El pájaro y su sombra
El cuento se parece
a la conversación con un amigo en un café.
Dura eso.
Federico Falcó
¿No te cansas de icebergs y ámbitos subterráneos a la hora de meditar sobre el cuento?, me pregunta Miroslava Palacios mientras bebemos un café. ¿No crees que estas imágenes pétreas de Hemingway y Piglia solidifican hasta la atrofia el cuento? El iceberg me congela las yemas al tacto, dice, y la dimensión de raíces, bulbos, rizomas y hálitos térreos me obliga a encubrirme con la máscara del topo. O al menos con la del minero, pero a diferencia suya, no busco vetas de oro ni veneros preciosos, sino esa segunda historia, anunciada de refilón, sin saber siquiera si podré hallarla. Te internas a ciegas, tiembla la caverna, los puntales crujen, se renueva el riesgo del colapso. Y no sé a ti, continúa, pero la mera idea de ser enterrada con vida me aterra.

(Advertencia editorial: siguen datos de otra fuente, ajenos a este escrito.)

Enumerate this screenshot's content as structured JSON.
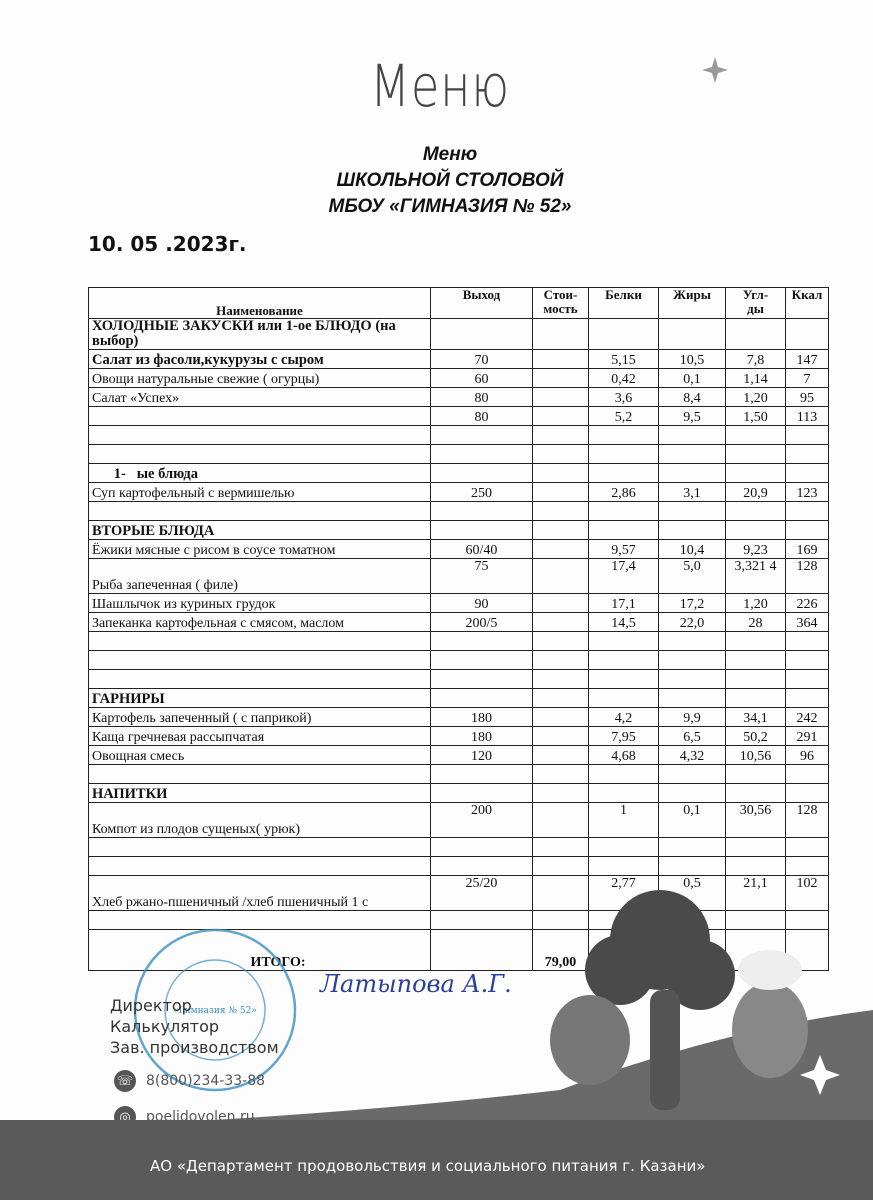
{
  "hand_title": "Меню",
  "header": {
    "line1": "Меню",
    "line2": "ШКОЛЬНОЙ СТОЛОВОЙ",
    "line3": "МБОУ «ГИМНАЗИЯ № 52»"
  },
  "date": "10. 05 .2023г.",
  "table": {
    "columns": [
      "Наименование",
      "Выход",
      "Стои-\nмость",
      "Белки",
      "Жиры",
      "Угл-\nды",
      "Ккал"
    ],
    "rows": [
      {
        "type": "section",
        "name": "ХОЛОДНЫЕ ЗАКУСКИ или 1-ое БЛЮДО (на выбор)",
        "cells": [
          "",
          "",
          "",
          "",
          "",
          ""
        ]
      },
      {
        "type": "section",
        "name": "Салат из фасоли,кукурузы с сыром",
        "cells": [
          "70",
          "",
          "5,15",
          "10,5",
          "7,8",
          "147"
        ]
      },
      {
        "type": "item",
        "name": "Овощи натуральные свежие ( огурцы)",
        "cells": [
          "60",
          "",
          "0,42",
          "0,1",
          "1,14",
          "7"
        ]
      },
      {
        "type": "item",
        "name": "Салат «Успех»",
        "cells": [
          "80",
          "",
          "3,6",
          "8,4",
          "1,20",
          "95"
        ]
      },
      {
        "type": "item",
        "name": "",
        "cells": [
          "80",
          "",
          "5,2",
          "9,5",
          "1,50",
          "113"
        ]
      },
      {
        "type": "item",
        "name": "",
        "cells": [
          "",
          "",
          "",
          "",
          "",
          ""
        ]
      },
      {
        "type": "item",
        "name": "",
        "cells": [
          "",
          "",
          "",
          "",
          "",
          ""
        ]
      },
      {
        "type": "section",
        "name": "      1-   ые блюда",
        "cells": [
          "",
          "",
          "",
          "",
          "",
          ""
        ]
      },
      {
        "type": "item",
        "name": "Суп картофельный с вермишелью",
        "cells": [
          "250",
          "",
          "2,86",
          "3,1",
          "20,9",
          "123"
        ]
      },
      {
        "type": "item",
        "name": "",
        "cells": [
          "",
          "",
          "",
          "",
          "",
          ""
        ]
      },
      {
        "type": "section",
        "name": "ВТОРЫЕ БЛЮДА",
        "cells": [
          "",
          "",
          "",
          "",
          "",
          ""
        ]
      },
      {
        "type": "item",
        "name": "Ёжики мясные с рисом в соусе томатном",
        "cells": [
          "60/40",
          "",
          "9,57",
          "10,4",
          "9,23",
          "169"
        ]
      },
      {
        "type": "tall",
        "name": "Рыба запеченная ( филе)",
        "cells": [
          "75",
          "",
          "17,4",
          "5,0",
          "3,321 4",
          "128"
        ]
      },
      {
        "type": "item",
        "name": "Шашлычок из куриных грудок",
        "cells": [
          "90",
          "",
          "17,1",
          "17,2",
          "1,20",
          "226"
        ]
      },
      {
        "type": "item",
        "name": "Запеканка картофельная с смясом, маслом",
        "cells": [
          "200/5",
          "",
          "14,5",
          "22,0",
          "28",
          "364"
        ]
      },
      {
        "type": "item",
        "name": "",
        "cells": [
          "",
          "",
          "",
          "",
          "",
          ""
        ]
      },
      {
        "type": "item",
        "name": "",
        "cells": [
          "",
          "",
          "",
          "",
          "",
          ""
        ]
      },
      {
        "type": "item",
        "name": "",
        "cells": [
          "",
          "",
          "",
          "",
          "",
          ""
        ]
      },
      {
        "type": "section",
        "name": "ГАРНИРЫ",
        "cells": [
          "",
          "",
          "",
          "",
          "",
          ""
        ]
      },
      {
        "type": "item",
        "name": "Картофель запеченный ( с паприкой)",
        "cells": [
          "180",
          "",
          "4,2",
          "9,9",
          "34,1",
          "242"
        ]
      },
      {
        "type": "item",
        "name": "Каща гречневая рассыпчатая",
        "cells": [
          "180",
          "",
          "7,95",
          "6,5",
          "50,2",
          "291"
        ]
      },
      {
        "type": "item",
        "name": "Овощная смесь",
        "cells": [
          "120",
          "",
          "4,68",
          "4,32",
          "10,56",
          "96"
        ]
      },
      {
        "type": "item",
        "name": "",
        "cells": [
          "",
          "",
          "",
          "",
          "",
          ""
        ]
      },
      {
        "type": "section",
        "name": "НАПИТКИ",
        "cells": [
          "",
          "",
          "",
          "",
          "",
          ""
        ]
      },
      {
        "type": "tall",
        "name": "Компот из плодов сущеных( урюк)",
        "cells": [
          "200",
          "",
          "1",
          "0,1",
          "30,56",
          "128"
        ]
      },
      {
        "type": "item",
        "name": "",
        "cells": [
          "",
          "",
          "",
          "",
          "",
          ""
        ]
      },
      {
        "type": "item",
        "name": "",
        "cells": [
          "",
          "",
          "",
          "",
          "",
          ""
        ]
      },
      {
        "type": "tall",
        "name": "Хлеб ржано-пшеничный /хлеб пшеничный 1 с",
        "cells": [
          "25/20",
          "",
          "2,77",
          "0,5",
          "21,1",
          "102"
        ]
      },
      {
        "type": "item",
        "name": "",
        "cells": [
          "",
          "",
          "",
          "",
          "",
          ""
        ]
      },
      {
        "type": "total",
        "name": "ИТОГО:",
        "cells": [
          "",
          "79,00",
          "",
          "",
          "",
          ""
        ]
      }
    ]
  },
  "signatures": {
    "director": "Директор",
    "calculator": "Калькулятор",
    "production": "Зав. производством",
    "signature_text": "Латыпова А.Г."
  },
  "contacts": {
    "phone": "8(800)234-33-88",
    "website": "poelidovolen.ru",
    "phone_icon": "phone-icon",
    "web_icon": "globe-icon"
  },
  "footer": "АО «Департамент продовольствия и социального питания г. Казани»",
  "stamp_text": "МБОУ «Гимназия № 52» г.Казани",
  "colors": {
    "stamp": "#3a8fc0",
    "signature": "#2b3f9e",
    "band": "#5a5a5a"
  }
}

Miroslava y yo charlamos de nuestros planes y proyectos; nos interrumpimos mutuamente todo el tiempo y derivamos, cada uno, en ofensivas monologuísticas: nos oímos perorar de nuestras obsesiones. Coincidimos: los proyectos que más me asombran y gustan, dice MP, son los sencillos ⸺conviene no confundir «sencillez» con «simplicidad»⸺: los que parecen estar ahí, al alcance de la mano y uno se los pierde, como con Elvira Navarro, Alejandra Kamiya, Ismael Ramos, Laia Jufresa, Federico Falcó, Magalí Etchebarne, Sara Mesa. MP se ha acercado a la perfección narrativa en un libro de cuentos que se niega a publicar, libro cuyas versiones y revisiones he tenido el placer de leer y aplaudir, pero que mi amiga corrige hasta el extremo, sin apresurarse a darle cierre ni mucho menos a enviarlo a un dictamen. Me dice que las editoriales mexicanas no se interesan por el cuento. Al postularse como un género inamovible, dice MP que escribe Daniel Sada en «El cuento y sus fórmulas», encerrado en sus propios cánones, a nadie debe serle raro que el cuento ⸺de calidad, al menos⸺ esté cada vez más a la baja. El cuento no vende, única pretensión de estas casas; si se arriesgan a sacar un libro de cuentos en lugar de una novela ⸺el género aglutinador⸺ o el tratado light, lo hacen como una curiosidad o extravagancia de algún autor ya encumbrado.
Le pregunto qué opina de los premios de cuento, por qué no manda un libro de relatos. ¡No!, me interrumpe, no son «relatos», son cuentos. Hace un breve paréntesis, explica que la diferencia es muy sencilla: el relato utiliza la brevedad para enseñar un estado del mundo o puede articularse como la síntesis secuencial de acontecimientos que dictan una narrativa, o la fábula, según los narratólogos; el cuento va más allá y amputa una porción de ese estado; el cuento es el acontecimiento de lo que se está contando, y por eso hay cuentos donde «no pasa nada», de los cuales es casi imposible desprender una fábula; el cuento es un corte, un estallido, pero en términos de Ludmer, pero mira, Emilio, me dice, tú sabes que leo mal. Mis dioptrías indican astigmatismo y corren un velo entre la percepción alcanzable de mis ojos y la página ante mí. Y se quita sus anteojos, los acerca a su café, como si fuera a remojarlos. Muestra que refulgen bajo el mediodía, se los vuelve a colocar, algo empañados por la acción de la taza.